In coppa contro Moldavi e scozzesi ahahaha alla prima squadra seria,il Liverpool, sei stato preso a pallonate andata e ritorno,ringrazia i pali se ad anfield avete vinto a culo


----------



## Swaitak (28 Luglio 2022)

admin ha scritto:


> Simone Inzaghi sulla scorsa stagione:"Abbiamo visto l'anno scorso, ci siamo incontrati 4 volte: una volta abbiamo vinto noi, una volta loro e poi ci sono stati due pareggi. Nelle Coppa abbiamo fatto meglio noi, loro sono stati bravissimi in campionato perché hanno fatto veramente qualcosa di straordinario".
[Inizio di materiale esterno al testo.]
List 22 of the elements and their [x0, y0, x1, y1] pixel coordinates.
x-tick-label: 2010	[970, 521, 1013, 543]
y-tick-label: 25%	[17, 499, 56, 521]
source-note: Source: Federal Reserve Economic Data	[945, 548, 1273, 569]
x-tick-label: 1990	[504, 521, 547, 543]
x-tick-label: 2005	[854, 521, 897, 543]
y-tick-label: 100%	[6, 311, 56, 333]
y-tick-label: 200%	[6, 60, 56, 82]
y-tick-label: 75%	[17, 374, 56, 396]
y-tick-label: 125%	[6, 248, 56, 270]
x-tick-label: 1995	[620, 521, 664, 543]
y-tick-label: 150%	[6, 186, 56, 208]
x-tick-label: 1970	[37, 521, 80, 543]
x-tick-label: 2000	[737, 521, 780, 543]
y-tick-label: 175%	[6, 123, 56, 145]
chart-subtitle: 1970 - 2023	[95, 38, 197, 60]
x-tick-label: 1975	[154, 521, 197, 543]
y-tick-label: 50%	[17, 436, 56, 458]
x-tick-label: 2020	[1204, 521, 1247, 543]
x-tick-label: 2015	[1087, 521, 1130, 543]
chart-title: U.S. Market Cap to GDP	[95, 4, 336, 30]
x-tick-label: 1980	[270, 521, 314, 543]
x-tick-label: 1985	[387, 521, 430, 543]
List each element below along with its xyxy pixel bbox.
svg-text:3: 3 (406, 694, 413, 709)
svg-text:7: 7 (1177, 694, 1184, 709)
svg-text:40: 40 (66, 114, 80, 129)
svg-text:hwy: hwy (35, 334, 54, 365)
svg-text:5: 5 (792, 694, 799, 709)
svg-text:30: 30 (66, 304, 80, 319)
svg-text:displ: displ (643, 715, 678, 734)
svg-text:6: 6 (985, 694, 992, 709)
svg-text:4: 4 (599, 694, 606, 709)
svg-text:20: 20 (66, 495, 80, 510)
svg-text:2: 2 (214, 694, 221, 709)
Spero abbiano sanificato la coppa prima di esporla nel loro museo


----------



## davoreb (28 Luglio 2022)

Parlava degli scontri diretti quindi immagino intendesse la Coppa Italia.


----------



## Gamma (28 Luglio 2022)

Marilson ha scritto:


> credo si riferisse alla coppa italia


Errore mio, pensavo di aver letto proprio CL.

Il caldo e l'estenuante trattativa CDK ormai mi portano anche ad avere allucinazioni 

Edit: nel titolo c'è scritto CL, ecco dove mi sono confuso!
Penso si riferisse a tutte le coppe, a questo punto.


----------



## bmb (28 Luglio 2022)

admin ha scritto:


> Simone Inzaghi sulla scorsa stagione:"Abbiamo visto l'anno scorso, ci siamo incontrati 4 volte: una volta abbiamo vinto noi, una volta loro e poi ci sono stati due pareggi. Nelle Coppa abbiamo fatto meglio noi, loro sono stati bravissimi in campionato perché hanno fatto veramente qualcosa di straordinario".


Scimmione già piange al 28 di luglio? Ma fatti un giro in Austria anche tu, hai visto che facce rilassate avevano i nostri?


----------



## diavoloINme (28 Luglio 2022)

admin ha scritto:


> Simone Inzaghi sulla scorsa stagione:"Abbiamo visto l'anno scorso, ci siamo incontrati 4 volte: una volta abbiamo vinto noi, una volta loro e poi ci sono stati due pareggi. Nelle Coppa abbiamo fatto meglio noi, loro sono stati bravissimi in campionato perché hanno fatto veramente qualcosa di straordinario".


Se non ho capito male parla della coppa Italia.
Gli brucia ancora...


----------